A Division Bench comprising justices Yashwant Varma and Dharmesh Sharma while dismissing the Glenmark’s appeal also vacated its July order that had kept the injunction order granted by the single judge in abeyance.
The division bench said that the single judge was “justified in identifying the dominant feature of the two competing marks to be INDAMET and ISTAMET. Merely because ‘XR’ and ‘CP’ were removed from consideration in the course of identification of the prominent features of the two marks would not warrant the marks themselves being reconstructed in the manner as suggested by the appellant (Glenmark). This, in any case, since this was not a matter where Sun Pharma was claiming an exclusive right to use the suffix MET,” it said in its 83-page order.
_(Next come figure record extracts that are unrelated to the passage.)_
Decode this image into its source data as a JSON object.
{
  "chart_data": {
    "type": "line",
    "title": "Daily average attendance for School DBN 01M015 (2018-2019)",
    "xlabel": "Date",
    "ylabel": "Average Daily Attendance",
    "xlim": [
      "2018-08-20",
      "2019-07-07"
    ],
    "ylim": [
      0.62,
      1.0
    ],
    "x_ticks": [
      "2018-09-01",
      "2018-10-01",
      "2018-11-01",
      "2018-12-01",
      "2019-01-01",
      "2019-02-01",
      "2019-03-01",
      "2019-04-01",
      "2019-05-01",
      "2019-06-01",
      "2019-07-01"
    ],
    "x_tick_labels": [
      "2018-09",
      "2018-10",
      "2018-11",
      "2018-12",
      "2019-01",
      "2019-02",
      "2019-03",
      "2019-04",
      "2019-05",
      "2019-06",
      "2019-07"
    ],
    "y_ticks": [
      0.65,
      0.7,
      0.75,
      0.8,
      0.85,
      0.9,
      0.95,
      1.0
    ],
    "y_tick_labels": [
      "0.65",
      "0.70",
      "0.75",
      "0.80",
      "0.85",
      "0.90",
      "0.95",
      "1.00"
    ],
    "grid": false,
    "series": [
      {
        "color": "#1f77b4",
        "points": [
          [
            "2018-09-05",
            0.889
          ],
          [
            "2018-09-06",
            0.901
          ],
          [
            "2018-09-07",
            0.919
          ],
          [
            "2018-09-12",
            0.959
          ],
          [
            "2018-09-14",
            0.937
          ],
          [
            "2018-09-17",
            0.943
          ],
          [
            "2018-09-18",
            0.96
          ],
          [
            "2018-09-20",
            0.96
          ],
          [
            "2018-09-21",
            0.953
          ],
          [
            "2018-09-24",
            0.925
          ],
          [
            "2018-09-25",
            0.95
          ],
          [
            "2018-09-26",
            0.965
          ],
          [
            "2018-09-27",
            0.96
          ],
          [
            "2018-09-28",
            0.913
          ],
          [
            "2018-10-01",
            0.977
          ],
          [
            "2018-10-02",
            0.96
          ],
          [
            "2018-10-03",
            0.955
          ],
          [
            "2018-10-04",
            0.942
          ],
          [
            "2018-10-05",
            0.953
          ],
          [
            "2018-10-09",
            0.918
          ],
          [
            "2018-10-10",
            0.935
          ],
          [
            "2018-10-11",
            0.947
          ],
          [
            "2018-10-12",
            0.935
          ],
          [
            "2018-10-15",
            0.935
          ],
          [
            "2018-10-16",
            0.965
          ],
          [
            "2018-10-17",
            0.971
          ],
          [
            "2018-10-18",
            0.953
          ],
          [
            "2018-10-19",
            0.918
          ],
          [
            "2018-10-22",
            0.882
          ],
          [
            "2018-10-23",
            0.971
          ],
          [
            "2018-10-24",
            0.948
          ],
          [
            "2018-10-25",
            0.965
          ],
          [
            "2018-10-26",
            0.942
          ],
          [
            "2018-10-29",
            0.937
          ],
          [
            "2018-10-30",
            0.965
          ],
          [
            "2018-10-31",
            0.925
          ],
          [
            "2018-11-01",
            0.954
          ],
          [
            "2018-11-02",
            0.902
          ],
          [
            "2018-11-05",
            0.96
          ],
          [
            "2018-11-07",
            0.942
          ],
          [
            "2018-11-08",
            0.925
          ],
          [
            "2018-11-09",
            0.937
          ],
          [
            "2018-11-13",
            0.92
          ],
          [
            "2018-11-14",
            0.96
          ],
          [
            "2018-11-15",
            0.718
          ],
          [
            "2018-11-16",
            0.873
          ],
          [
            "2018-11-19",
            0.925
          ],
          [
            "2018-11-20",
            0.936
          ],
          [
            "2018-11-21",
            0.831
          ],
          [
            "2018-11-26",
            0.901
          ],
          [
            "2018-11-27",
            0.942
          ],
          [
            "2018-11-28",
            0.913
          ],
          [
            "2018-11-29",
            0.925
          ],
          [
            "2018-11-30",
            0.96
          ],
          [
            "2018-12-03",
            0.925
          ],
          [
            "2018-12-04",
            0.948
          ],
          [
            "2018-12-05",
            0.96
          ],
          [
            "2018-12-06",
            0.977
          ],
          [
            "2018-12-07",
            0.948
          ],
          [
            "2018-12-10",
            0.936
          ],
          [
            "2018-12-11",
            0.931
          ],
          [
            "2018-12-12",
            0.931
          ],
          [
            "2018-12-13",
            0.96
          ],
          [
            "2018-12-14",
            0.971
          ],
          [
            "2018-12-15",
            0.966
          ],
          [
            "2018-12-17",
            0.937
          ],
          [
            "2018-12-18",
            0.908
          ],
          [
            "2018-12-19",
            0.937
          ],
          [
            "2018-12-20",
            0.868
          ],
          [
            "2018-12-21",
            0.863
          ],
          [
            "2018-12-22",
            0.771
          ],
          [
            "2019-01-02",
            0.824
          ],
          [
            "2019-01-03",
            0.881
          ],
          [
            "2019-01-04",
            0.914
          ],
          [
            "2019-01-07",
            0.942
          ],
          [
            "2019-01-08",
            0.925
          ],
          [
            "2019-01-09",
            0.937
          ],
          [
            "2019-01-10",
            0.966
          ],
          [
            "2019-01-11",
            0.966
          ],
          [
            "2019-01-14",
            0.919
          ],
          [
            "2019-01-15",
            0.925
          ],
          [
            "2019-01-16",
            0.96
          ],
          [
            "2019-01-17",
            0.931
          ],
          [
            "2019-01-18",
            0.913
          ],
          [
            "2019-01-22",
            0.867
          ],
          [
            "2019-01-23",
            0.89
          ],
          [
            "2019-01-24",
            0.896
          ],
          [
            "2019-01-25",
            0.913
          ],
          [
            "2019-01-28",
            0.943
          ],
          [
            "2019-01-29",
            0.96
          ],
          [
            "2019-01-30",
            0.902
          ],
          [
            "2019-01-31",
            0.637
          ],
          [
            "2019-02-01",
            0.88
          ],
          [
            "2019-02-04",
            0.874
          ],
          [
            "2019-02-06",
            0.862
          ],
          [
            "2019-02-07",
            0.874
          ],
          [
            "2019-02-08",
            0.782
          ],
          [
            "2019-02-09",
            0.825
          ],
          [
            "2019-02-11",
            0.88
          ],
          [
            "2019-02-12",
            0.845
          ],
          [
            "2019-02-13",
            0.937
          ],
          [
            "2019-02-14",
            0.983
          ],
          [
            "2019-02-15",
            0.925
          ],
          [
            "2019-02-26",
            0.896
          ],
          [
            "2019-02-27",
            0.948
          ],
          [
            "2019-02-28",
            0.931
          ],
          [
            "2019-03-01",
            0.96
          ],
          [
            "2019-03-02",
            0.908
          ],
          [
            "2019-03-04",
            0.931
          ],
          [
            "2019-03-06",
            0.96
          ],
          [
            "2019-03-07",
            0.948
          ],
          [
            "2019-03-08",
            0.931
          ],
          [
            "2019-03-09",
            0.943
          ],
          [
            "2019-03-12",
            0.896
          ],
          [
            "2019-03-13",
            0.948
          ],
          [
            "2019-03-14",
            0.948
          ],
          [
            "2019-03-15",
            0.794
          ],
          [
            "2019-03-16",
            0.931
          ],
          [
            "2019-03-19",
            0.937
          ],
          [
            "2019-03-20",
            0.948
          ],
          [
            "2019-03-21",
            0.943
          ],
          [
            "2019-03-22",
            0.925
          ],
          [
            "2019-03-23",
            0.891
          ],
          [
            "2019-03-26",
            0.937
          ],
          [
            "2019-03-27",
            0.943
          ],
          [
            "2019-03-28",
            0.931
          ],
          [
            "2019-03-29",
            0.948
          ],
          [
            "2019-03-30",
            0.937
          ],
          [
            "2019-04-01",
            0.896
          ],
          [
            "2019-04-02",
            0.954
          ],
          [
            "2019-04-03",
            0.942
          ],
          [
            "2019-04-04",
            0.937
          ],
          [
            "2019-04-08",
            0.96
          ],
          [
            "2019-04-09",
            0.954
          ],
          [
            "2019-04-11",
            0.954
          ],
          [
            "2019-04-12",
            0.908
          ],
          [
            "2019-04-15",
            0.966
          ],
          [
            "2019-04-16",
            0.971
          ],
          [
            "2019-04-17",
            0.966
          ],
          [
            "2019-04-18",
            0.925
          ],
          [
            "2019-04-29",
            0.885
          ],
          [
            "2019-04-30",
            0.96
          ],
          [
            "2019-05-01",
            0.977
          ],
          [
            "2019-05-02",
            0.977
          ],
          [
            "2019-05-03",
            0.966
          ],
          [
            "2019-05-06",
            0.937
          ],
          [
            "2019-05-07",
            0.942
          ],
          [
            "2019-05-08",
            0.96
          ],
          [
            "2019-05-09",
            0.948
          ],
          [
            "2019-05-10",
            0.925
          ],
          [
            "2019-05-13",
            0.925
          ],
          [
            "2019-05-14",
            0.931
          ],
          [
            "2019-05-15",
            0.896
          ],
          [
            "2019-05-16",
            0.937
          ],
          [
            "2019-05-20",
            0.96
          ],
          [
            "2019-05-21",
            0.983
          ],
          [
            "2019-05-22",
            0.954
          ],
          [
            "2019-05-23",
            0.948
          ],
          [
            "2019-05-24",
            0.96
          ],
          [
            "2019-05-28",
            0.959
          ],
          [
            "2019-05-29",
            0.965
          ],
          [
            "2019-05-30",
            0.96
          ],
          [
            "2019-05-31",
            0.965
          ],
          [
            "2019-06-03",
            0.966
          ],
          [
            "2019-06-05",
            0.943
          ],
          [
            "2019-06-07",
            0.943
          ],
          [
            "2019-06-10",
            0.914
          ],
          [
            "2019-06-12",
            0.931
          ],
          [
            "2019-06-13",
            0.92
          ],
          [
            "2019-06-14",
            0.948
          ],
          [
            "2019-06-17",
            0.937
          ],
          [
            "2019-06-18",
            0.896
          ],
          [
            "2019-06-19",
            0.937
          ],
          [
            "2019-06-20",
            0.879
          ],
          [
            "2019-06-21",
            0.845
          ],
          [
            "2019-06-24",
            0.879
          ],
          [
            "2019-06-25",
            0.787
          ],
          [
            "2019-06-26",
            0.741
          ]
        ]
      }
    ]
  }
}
“We ultimately bear in mind the indubitable fact that ISTAMET and INDAMET are meant to attend to chronic ailments. It would therefore be perilous to ignore the test of heightened scrutiny … while considering the issue of deceptive similarity. We also bear in mind the undisputed fact that ISTAMET had been available in the market right from 2011 whereas Glenmark chose to launch its product only on June 16, 2022 and that too after an opposition to its mark had come to be filed by Sun Pharma on May 27, 2022. The question of balance of convenience was thus rightly answered by the single judge while passing the impugned order,” according to the judgement.
Sun Pharma Laboratories, a wholly-owned subsidiary of Sun Pharmaceutical Industries, and Glenmark are contesting over their right to use drug names “Istamet” and “Indamet”, respectively, which Sun Pharma finds to be deceptively similar and confusing. While Sun Pharma’s medicine Istamet sold in the form of tablets under the extensions – ISTAMEsT, ISTAMET XR, and ISTAMET XR CP – is a Schedule ‘G’ drug, Glenmark’s medicine under mark Indamet is a Schedule ‘H’ drug used for treatment of asthma.
Glenmark had argued that the drug sold under the mark Indamet was distinguishable from the one sold under the mark Istamet or Istamet XR CP, since both were for different ailments, had different packaging and the former was sold as a capsule to be inhaled with a dry-powder inhaler whereas the latter was sold as a tablet.However, Sun Pharma asserted that the impugned mark INDAMET was confusingly similar to ISTAMET when tested on the principles of visual, structural and phonetic similarity. It also argued that the adoption of the impugned mark by Glenmark amounts to infringement and would result in erosion of the distinctiveness of Sun Pharma’s mark. Besides, it alleged that a human error in reading or construing Glenmark‘s mark could mislead a user into purchasing an incorrect medicine and thus will have an adverse impact.